Agreed. Black gets equality at the absolute best but from what ive seen.. White gets fast development, good piece coordination, and a favorable opposite side castling. With all of those factors I ended up getting destroyed

Chessking4640
B1ZMARK wrote:
SamuelAjedrez95 wrote:
Trophies100 wrote:

I personally don’t like it because of 3. Nd2 and 3. Nc3

This is like the majority of the French lol. If you don't like these variations then don't play the French. Winawer and Steinitz are the coolest French lines. I think Rubinstein French isn't offering black as much.

Trophies doesn’t play the French anyways

rubenstein doesn’t offer white too much either, and is easy to play on low theory. Trade pieces, play c5, trade some more, win in endgame =)

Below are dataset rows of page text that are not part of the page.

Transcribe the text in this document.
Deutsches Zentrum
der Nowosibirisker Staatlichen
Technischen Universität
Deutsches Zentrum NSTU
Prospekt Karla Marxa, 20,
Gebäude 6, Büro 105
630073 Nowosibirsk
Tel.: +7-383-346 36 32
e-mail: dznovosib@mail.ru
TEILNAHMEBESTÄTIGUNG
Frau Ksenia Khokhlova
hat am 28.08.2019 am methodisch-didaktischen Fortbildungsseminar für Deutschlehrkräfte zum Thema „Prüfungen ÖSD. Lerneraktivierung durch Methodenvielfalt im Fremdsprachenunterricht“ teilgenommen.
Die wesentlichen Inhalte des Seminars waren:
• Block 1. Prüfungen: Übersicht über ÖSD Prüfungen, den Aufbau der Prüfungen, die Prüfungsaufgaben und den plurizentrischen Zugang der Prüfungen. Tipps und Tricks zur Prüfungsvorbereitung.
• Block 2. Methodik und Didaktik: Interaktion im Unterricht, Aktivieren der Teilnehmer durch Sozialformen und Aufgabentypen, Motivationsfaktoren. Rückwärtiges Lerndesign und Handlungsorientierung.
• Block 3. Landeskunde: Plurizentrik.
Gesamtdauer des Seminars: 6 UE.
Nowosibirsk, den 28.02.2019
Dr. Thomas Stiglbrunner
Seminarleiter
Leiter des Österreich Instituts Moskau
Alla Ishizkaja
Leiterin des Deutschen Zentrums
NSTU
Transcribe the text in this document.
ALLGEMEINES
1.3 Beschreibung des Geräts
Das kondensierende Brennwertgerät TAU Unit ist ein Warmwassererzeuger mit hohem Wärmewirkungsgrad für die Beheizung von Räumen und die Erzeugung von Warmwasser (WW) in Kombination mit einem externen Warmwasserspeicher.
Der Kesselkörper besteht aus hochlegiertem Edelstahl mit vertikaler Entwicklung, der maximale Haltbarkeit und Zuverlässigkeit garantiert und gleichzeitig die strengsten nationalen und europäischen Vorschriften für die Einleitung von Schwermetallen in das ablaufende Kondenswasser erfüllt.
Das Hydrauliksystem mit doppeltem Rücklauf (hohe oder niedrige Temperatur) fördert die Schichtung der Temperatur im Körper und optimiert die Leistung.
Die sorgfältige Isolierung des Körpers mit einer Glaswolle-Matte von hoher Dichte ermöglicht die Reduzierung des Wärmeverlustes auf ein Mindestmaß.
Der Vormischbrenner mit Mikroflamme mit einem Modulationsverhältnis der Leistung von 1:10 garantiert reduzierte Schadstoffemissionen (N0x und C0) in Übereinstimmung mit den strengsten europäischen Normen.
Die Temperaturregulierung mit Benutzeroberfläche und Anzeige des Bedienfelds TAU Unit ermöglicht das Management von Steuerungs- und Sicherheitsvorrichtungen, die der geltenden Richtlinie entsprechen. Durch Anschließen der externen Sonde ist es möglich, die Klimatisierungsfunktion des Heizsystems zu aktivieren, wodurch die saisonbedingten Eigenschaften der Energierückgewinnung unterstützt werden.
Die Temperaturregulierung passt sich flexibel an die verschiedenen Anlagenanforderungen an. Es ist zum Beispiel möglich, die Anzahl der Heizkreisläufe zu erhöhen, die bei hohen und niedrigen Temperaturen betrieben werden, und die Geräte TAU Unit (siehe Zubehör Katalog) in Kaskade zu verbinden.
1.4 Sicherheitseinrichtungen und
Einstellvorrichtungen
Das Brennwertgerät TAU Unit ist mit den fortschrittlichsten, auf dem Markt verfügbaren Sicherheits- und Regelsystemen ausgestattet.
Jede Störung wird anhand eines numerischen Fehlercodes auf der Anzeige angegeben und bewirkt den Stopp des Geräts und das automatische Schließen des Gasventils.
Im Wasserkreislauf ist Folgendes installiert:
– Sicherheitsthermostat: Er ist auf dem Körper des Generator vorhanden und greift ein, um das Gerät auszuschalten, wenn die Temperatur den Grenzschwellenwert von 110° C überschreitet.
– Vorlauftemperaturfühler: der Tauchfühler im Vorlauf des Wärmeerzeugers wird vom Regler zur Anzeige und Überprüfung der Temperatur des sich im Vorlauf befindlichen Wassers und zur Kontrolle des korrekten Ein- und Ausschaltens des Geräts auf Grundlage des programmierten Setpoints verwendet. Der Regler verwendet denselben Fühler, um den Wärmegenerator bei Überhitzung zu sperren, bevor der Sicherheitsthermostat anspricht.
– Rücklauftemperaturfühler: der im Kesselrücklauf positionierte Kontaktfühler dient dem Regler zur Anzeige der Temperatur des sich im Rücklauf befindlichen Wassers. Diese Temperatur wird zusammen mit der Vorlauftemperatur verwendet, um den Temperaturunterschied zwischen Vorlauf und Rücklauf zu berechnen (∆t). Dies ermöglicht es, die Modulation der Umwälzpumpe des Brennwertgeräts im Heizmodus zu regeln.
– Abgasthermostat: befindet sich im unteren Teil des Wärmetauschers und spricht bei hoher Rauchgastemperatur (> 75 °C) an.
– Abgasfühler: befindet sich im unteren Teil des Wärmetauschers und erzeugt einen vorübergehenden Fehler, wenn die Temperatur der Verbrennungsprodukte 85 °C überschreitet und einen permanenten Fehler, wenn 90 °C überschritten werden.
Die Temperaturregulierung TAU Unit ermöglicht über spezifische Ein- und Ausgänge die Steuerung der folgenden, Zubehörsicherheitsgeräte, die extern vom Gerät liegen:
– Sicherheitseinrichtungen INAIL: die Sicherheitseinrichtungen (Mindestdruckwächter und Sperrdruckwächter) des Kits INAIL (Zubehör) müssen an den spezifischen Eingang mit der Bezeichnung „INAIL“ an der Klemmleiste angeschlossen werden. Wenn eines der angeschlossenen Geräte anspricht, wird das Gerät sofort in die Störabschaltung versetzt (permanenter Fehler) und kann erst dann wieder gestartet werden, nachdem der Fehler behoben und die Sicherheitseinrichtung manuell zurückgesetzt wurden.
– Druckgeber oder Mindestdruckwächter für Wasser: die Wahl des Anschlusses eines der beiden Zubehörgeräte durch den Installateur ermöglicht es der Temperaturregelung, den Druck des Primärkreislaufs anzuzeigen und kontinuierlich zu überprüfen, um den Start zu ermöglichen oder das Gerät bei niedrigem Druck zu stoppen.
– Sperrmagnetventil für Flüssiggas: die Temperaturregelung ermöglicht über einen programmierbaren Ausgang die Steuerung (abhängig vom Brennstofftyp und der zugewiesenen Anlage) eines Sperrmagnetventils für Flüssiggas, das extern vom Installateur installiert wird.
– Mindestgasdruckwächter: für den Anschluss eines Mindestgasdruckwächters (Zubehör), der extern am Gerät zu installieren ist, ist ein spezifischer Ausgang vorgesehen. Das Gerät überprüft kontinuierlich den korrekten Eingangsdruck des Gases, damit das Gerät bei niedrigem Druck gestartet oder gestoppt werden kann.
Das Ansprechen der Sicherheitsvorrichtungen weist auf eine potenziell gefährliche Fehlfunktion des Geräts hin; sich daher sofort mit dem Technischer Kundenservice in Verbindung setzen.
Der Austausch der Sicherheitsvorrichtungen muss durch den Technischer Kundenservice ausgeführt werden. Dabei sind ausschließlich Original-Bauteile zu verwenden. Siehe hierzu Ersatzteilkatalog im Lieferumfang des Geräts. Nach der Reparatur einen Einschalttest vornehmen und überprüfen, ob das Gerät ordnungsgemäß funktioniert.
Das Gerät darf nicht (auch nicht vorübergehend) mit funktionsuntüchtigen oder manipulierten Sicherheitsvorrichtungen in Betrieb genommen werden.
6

c5 is the best for sure yeah

sndeww
SamuelAjedrez95 wrote:
B1ZMARK wrote:

Trophies doesn’t play the French anyways

rubenstein doesn’t offer white too much either, and is easy to play on low theory. Trade pieces, play c5, trade some more, win in endgame =)

I could've worded it better. The point is Nc3 and Nd2 is the bulk of what the French is. It's like saying I don't like the Sicilian because of Nf3-d4 or I don't like e5 because of Nf3-Bb5.

Rubinstein kind of sounds like French Exchange 2 lol. It's a way of playing for black but Winawer seems to give black better chances of fighting for a win.

aint much other way to play it w/o theory though like op asked

ssctk
cogadhtintreach wrote:

Nimzo considered the French almost refuted

Nimzowitsch played the French..

ssctk

The French is not as popular at 2700+ anymore. It's status at the very top in that respect is somewhat similar to the KID, played only occasionally.

However, unless from within your preparation you reach positions you don't want to play, I'd suggest to give it a go.

Nimzowitsch played the French, Botvinnik, Petrosian played it too. Korchnoi and Morozevich, ex world number 2, used to play it as well.

Karpov didn't score great vs the French ( in one tournament he even asked for Korchnoi's help! ), Karpov also didn't score much vs Korchnoi's French. Fischer thought of the Winawer as anti-positional, yet didn't have a great record against the French.

So it's an opening that Karpov & Fischer couldn't consistently blow off the board and Botvinnik and Petrosian were happy to play. This is well above being "sound" levels, it's at the "very interesting" levels.

If you like the positions you see in your preparation, give it a go.